Ellipse in Time

Ursula Mayer

September 19 - November 22, 2009

Ursula Mayer (*1970, lives in London) has repeatedly turned to the subject of architecture and its social functions in her films. She does not see spaces as merely film settings or locations, but instead casts them in the role of fictitious characters within a narrative. They stand on an equal footing with the protagonists, who are usually well-known female characters portrayed by actresses using authentic period dress and poses modeled on photographs or film footage. Removed from their time and historic context, they enter into a dialogue in which their rela-tionship remains indifferent, thus allowing various interpretations.
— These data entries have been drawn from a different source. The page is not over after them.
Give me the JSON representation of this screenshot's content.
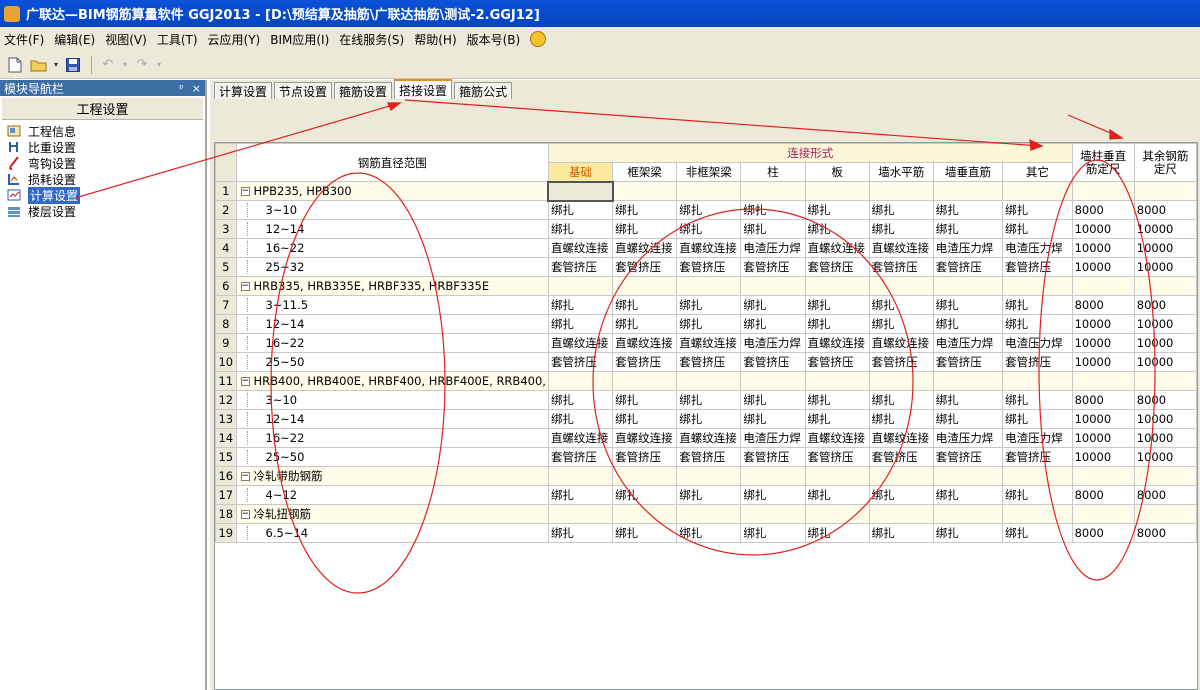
{
  "window": {
    "title": "广联达—BIM钢筋算量软件 GGJ2013 - [D:\\预结算及抽筋\\广联达抽筋\\测试-2.GGJ12]"
  },
  "menu": [
    "文件(F)",
    "编辑(E)",
    "视图(V)",
    "工具(T)",
    "云应用(Y)",
    "BIM应用(I)",
    "在线服务(S)",
    "帮助(H)",
    "版本号(B)"
  ],
  "toolbar": {
    "icons": [
      "new-icon",
      "open-icon",
      "save-icon",
      "undo-icon",
      "redo-icon"
    ]
  },
  "left_panel": {
    "header": "模块导航栏",
    "header_controls": [
      "ᵖ",
      "×"
    ],
    "section": "工程设置",
    "items": [
      {
        "label": "工程信息",
        "icon": "info-icon"
      },
      {
        "label": "比重设置",
        "icon": "weight-icon"
      },
      {
        "label": "弯钩设置",
        "icon": "hook-icon"
      },
      {
        "label": "损耗设置",
        "icon": "loss-icon"
      },
      {
        "label": "计算设置",
        "icon": "calc-icon",
        "selected": true
      },
      {
        "label": "楼层设置",
        "icon": "floor-icon"
      }
    ]
  },
  "tabs": [
    {
      "label": "计算设置",
      "active": false
    },
    {
      "label": "节点设置",
      "active": false
    },
    {
      "label": "箍筋设置",
      "active": false
    },
    {
      "label": "搭接设置",
      "active": true
    },
    {
      "label": "箍筋公式",
      "active": false
    }
  ],
  "grid": {
    "col_range": "钢筋直径范围",
    "col_connect": "连接形式",
    "connect_subcols": [
      "基础",
      "框架梁",
      "非框架梁",
      "柱",
      "板",
      "墙水平筋",
      "墙垂直筋",
      "其它"
    ],
    "col_wall_len": "墙柱垂直筋定尺",
    "col_other_len": "其余钢筋定尺",
    "rows": [
      {
        "n": "1",
        "group": true,
        "label": "HPB235, HPB300",
        "v": [
          "",
          "",
          "",
          "",
          "",
          "",
          "",
          ""
        ],
        "a": "",
        "b": ""
      },
      {
        "n": "2",
        "label": "3~10",
        "v": [
          "绑扎",
          "绑扎",
          "绑扎",
          "绑扎",
          "绑扎",
          "绑扎",
          "绑扎",
          "绑扎"
        ],
        "a": "8000",
        "b": "8000"
      },
      {
        "n": "3",
        "label": "12~14",
        "v": [
          "绑扎",
          "绑扎",
          "绑扎",
          "绑扎",
          "绑扎",
          "绑扎",
          "绑扎",
          "绑扎"
        ],
        "a": "10000",
        "b": "10000"
      },
      {
        "n": "4",
        "label": "16~22",
        "v": [
          "直螺纹连接",
          "直螺纹连接",
          "直螺纹连接",
          "电渣压力焊",
          "直螺纹连接",
          "直螺纹连接",
          "电渣压力焊",
          "电渣压力焊"
        ],
        "a": "10000",
        "b": "10000"
      },
      {
        "n": "5",
        "label": "25~32",
        "v": [
          "套管挤压",
          "套管挤压",
          "套管挤压",
          "套管挤压",
          "套管挤压",
          "套管挤压",
          "套管挤压",
          "套管挤压"
        ],
        "a": "10000",
        "b": "10000"
      },
      {
        "n": "6",
        "group": true,
        "label": "HRB335, HRB335E, HRBF335, HRBF335E",
        "v": [
          "",
          "",
          "",
          "",
          "",
          "",
          "",
          ""
        ],
        "a": "",
        "b": ""
      },
      {
        "n": "7",
        "label": "3~11.5",
        "v": [
          "绑扎",
          "绑扎",
          "绑扎",
          "绑扎",
          "绑扎",
          "绑扎",
          "绑扎",
          "绑扎"
        ],
        "a": "8000",
        "b": "8000"
      },
      {
        "n": "8",
        "label": "12~14",
        "v": [
          "绑扎",
          "绑扎",
          "绑扎",
          "绑扎",
          "绑扎",
          "绑扎",
          "绑扎",
          "绑扎"
        ],
        "a": "10000",
        "b": "10000"
      },
      {
        "n": "9",
        "label": "16~22",
        "v": [
          "直螺纹连接",
          "直螺纹连接",
          "直螺纹连接",
          "电渣压力焊",
          "直螺纹连接",
          "直螺纹连接",
          "电渣压力焊",
          "电渣压力焊"
        ],
        "a": "10000",
        "b": "10000"
      },
      {
        "n": "10",
        "label": "25~50",
        "v": [
          "套管挤压",
          "套管挤压",
          "套管挤压",
          "套管挤压",
          "套管挤压",
          "套管挤压",
          "套管挤压",
          "套管挤压"
        ],
        "a": "10000",
        "b": "10000"
      },
      {
        "n": "11",
        "group": true,
        "label": "HRB400, HRB400E, HRBF400, HRBF400E, RRB400,",
        "v": [
          "",
          "",
          "",
          "",
          "",
          "",
          "",
          ""
        ],
        "a": "",
        "b": ""
      },
      {
        "n": "12",
        "label": "3~10",
        "v": [
          "绑扎",
          "绑扎",
          "绑扎",
          "绑扎",
          "绑扎",
          "绑扎",
          "绑扎",
          "绑扎"
        ],
        "a": "8000",
        "b": "8000"
      },
      {
        "n": "13",
        "label": "12~14",
        "v": [
          "绑扎",
          "绑扎",
          "绑扎",
          "绑扎",
          "绑扎",
          "绑扎",
          "绑扎",
          "绑扎"
        ],
        "a": "10000",
        "b": "10000"
      },
      {
        "n": "14",
        "label": "16~22",
        "v": [
          "直螺纹连接",
          "直螺纹连接",
          "直螺纹连接",
          "电渣压力焊",
          "直螺纹连接",
          "直螺纹连接",
          "电渣压力焊",
          "电渣压力焊"
        ],
        "a": "10000",
        "b": "10000"
      },
      {
        "n": "15",
        "label": "25~50",
        "v": [
          "套管挤压",
          "套管挤压",
          "套管挤压",
          "套管挤压",
          "套管挤压",
          "套管挤压",
          "套管挤压",
          "套管挤压"
        ],
        "a": "10000",
        "b": "10000"
      },
      {
        "n": "16",
        "group": true,
        "label": "冷轧带肋钢筋",
        "v": [
          "",
          "",
          "",
          "",
          "",
          "",
          "",
          ""
        ],
        "a": "",
        "b": ""
      },
      {
        "n": "17",
        "label": "4~12",
        "v": [
          "绑扎",
          "绑扎",
          "绑扎",
          "绑扎",
          "绑扎",
          "绑扎",
          "绑扎",
          "绑扎"
        ],
        "a": "8000",
        "b": "8000"
      },
      {
        "n": "18",
        "group": true,
        "label": "冷轧扭钢筋",
        "v": [
          "",
          "",
          "",
          "",
          "",
          "",
          "",
          ""
        ],
        "a": "",
        "b": ""
      },
      {
        "n": "19",
        "label": "6.5~14",
        "v": [
          "绑扎",
          "绑扎",
          "绑扎",
          "绑扎",
          "绑扎",
          "绑扎",
          "绑扎",
          "绑扎"
        ],
        "a": "8000",
        "b": "8000"
      }
    ]
  },
  "colors": {
    "title_bar": "#0a52d6",
    "annotation": "#e0201c",
    "header_connect_text": "#a0206a",
    "header_first_text": "#d25a00"
  }
}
This is also true of Interiors (2006). It is set at 2 Willow Road in Hampstead, London – the house designed by the architect Ernö Goldfinger, where he lived with his wife Ursula Blackwell and his family until his death in 1975. In addition to his wife’s studio and various pieces of furniture designed by Goldfinger, the modernist building houses an extensive art collection with works by well-known representatives of modern art, ranging from Max Ernst to Marcel Duchamp. In the late 1930s, the house was a popular gathering place for the artistic avant-garde. In "Interiors" it serves as a backdrop for two women of different ages, who echo each other’s actions although they never encounter one another directly. They stride through the striking rooms of the house, apparently lost in thought and fascinated by the artworks sur-rounding them. Although the house looks lived in, the two women seem like extras on a movie set or silent observers of an unfamiliar environment. The private, “feminine” sphere of the home is contrasted with the outside world, which features only as the noise of a thunderstorm in the background. The spiral staircase that links the different levels of the building serves as a hinge between the real exhibition space and the setting of the fictional narrative of the film. The projection extends over an entire wall and opens up a further space where the lines between fact and fiction are blurred. The alternating use of black-and-white and color footage further manipulates time and reality. A sculpture by Barbara Hepworth is assigned a central role, acting as both a connecting and a dividing element between the female characters and reflecting their hopes of uniting life and art.

The silent film Memories of Mirrors / Theatrical personalities after Mary Wigman and Madame d’Ora (2007/08) stages reenactments of well-known photographs that Madame d’Ora took of Mary Wigman’s Dance Company in the 1920s. These images are visual representations of Wigman’s philosophy; the dancer/choreographer developed her own style of modern dance that broke away from its subordination to music and was characterized by dramatic, expressive gestures. Madame d’Ora (born Dora Kallmus) discovered dance as a subject early in her photographic career and found innovative approaches to representing scenic arrange-ments and minimalist poses. The central female figure in Ursula Mayer’s film wears a se-quined dress that, with her movements and the play of light and shadow, becomes a shimmer-ing, iridescent gown. As the choreography unfolds, her initial self-reflection in a mirror is shifted to the audience, which itself becomes part of the tableau vivant as the mirror reflects the light and short-circuits the space between the dancers, the camera, the projector and the spectators.